Dal momento che al governo non c’è Franklin Delano Roosevelt, come negli Stati Uniti del 1929, ma Giuseppe Conte, vedremo se saprà utilizzare la decretazione d’urgenza anche per abbassare le tasse e procedere alle riforme epocali di cui il paese ha bisogno e sollecitate, all’unisono, sia dal presidente di Confindustria che dal governatore della Banca d’Italia. Tuttavia, va anche ricordato che non sempre “copiare” dagli americani dà garanzie di successo perché, ad esempio, la riforma del codice di procedura penale nel 1989 che ha introdotto nel nostro ordinamento giudiziario il cosiddetto “processo all’americana”, è stata proprio la causa che ha distrutto il processo penale. Infatti, è opinione di larga parte degli addetti ai lavori che la riforma del Codice di procedura penale fortemente voluta dal ministro della Giustizia Giuliano Vassalli ed elaborata dalla Commissione presieduta da Giandomenico Pisapia, ha prodotto un danno enorme perché ha tolto ai cittadini garanzie processuali anziché fornirne di ulteriori come era, presumibilmente, nelle originarie intenzioni.

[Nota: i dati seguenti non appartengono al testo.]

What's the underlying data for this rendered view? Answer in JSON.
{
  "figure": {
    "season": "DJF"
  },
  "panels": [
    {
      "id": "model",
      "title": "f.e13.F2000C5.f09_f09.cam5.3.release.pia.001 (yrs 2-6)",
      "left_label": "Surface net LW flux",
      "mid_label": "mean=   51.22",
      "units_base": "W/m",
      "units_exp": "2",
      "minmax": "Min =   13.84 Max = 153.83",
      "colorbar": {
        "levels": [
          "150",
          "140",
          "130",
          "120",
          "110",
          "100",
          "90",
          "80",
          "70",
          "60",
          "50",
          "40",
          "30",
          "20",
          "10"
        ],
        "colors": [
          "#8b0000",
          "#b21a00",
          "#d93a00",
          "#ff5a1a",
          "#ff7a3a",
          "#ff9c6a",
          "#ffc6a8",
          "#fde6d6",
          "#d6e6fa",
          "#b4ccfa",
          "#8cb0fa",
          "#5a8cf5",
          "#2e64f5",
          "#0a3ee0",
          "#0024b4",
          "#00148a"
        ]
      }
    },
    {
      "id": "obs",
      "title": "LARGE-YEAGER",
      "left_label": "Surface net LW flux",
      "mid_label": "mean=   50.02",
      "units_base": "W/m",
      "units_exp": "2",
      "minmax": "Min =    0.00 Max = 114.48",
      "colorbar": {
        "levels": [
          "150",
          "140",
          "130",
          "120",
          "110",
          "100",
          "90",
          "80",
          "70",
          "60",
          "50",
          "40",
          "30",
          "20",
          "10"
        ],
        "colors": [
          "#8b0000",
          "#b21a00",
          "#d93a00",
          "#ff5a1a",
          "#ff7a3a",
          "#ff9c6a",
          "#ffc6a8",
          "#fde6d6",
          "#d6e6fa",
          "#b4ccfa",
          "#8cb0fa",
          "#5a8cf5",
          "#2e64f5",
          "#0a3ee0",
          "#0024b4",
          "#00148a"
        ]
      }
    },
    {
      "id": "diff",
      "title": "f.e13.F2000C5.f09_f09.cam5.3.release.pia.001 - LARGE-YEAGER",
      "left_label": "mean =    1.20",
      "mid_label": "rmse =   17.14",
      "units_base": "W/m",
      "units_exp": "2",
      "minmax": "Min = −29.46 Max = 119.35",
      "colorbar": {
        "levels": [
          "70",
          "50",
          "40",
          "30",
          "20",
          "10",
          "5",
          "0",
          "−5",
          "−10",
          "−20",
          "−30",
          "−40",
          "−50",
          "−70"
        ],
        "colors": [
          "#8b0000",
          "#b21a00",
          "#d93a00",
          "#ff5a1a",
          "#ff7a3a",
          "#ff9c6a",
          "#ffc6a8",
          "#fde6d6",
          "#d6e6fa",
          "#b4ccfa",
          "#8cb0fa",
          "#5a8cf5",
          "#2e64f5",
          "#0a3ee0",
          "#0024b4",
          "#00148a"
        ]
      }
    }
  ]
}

Infatti, dopo il processo-farsa ad Enzo Tortora, la politica, nel lodevole tentativo di impedire nuove tragiche ingiustizie come quella avvenuta innanzi al Tribunale di Napoli e che ha coinvolto il noto presentatore, ha introdotto il processo penale accusatorio per ripristinare la parità in giudizio tra accusa e difesa, sostituendolo al processo inquisitorio su cui era impostato il codice di procedura del 1930, il cosiddetto Codice Rocco. Il risultato è stato un completo fallimento anche perché è stato introdotto un processo non in linea con i nostri trascorsi giudiziari, storici e culturali e che ha finito, medio tempore, con il rendere la Giustizia penale un meccanismo molto incerto. Da notare anche che i codici civile e penale attualmente in vigore sono stati introdotti, rispettivamente, nel 1930 e nel 1942 dal Guardasigilli Alfredo Rocco unitamente al vecchio codice di procedura penale del 1930, poi modificato dalla Commissione Pisapia nel 1989, e, paradossalmente, i codici civile e penale non modificati, se non in minima parte, continuano a funzionare discretamente, anche se un po’ vetusti, mentre l’unico codice riformato radicalmente è stato proprio quello di procedura penale che ha condotto la Giustizia penale al naufragio: “Historia Magistra Vitae”.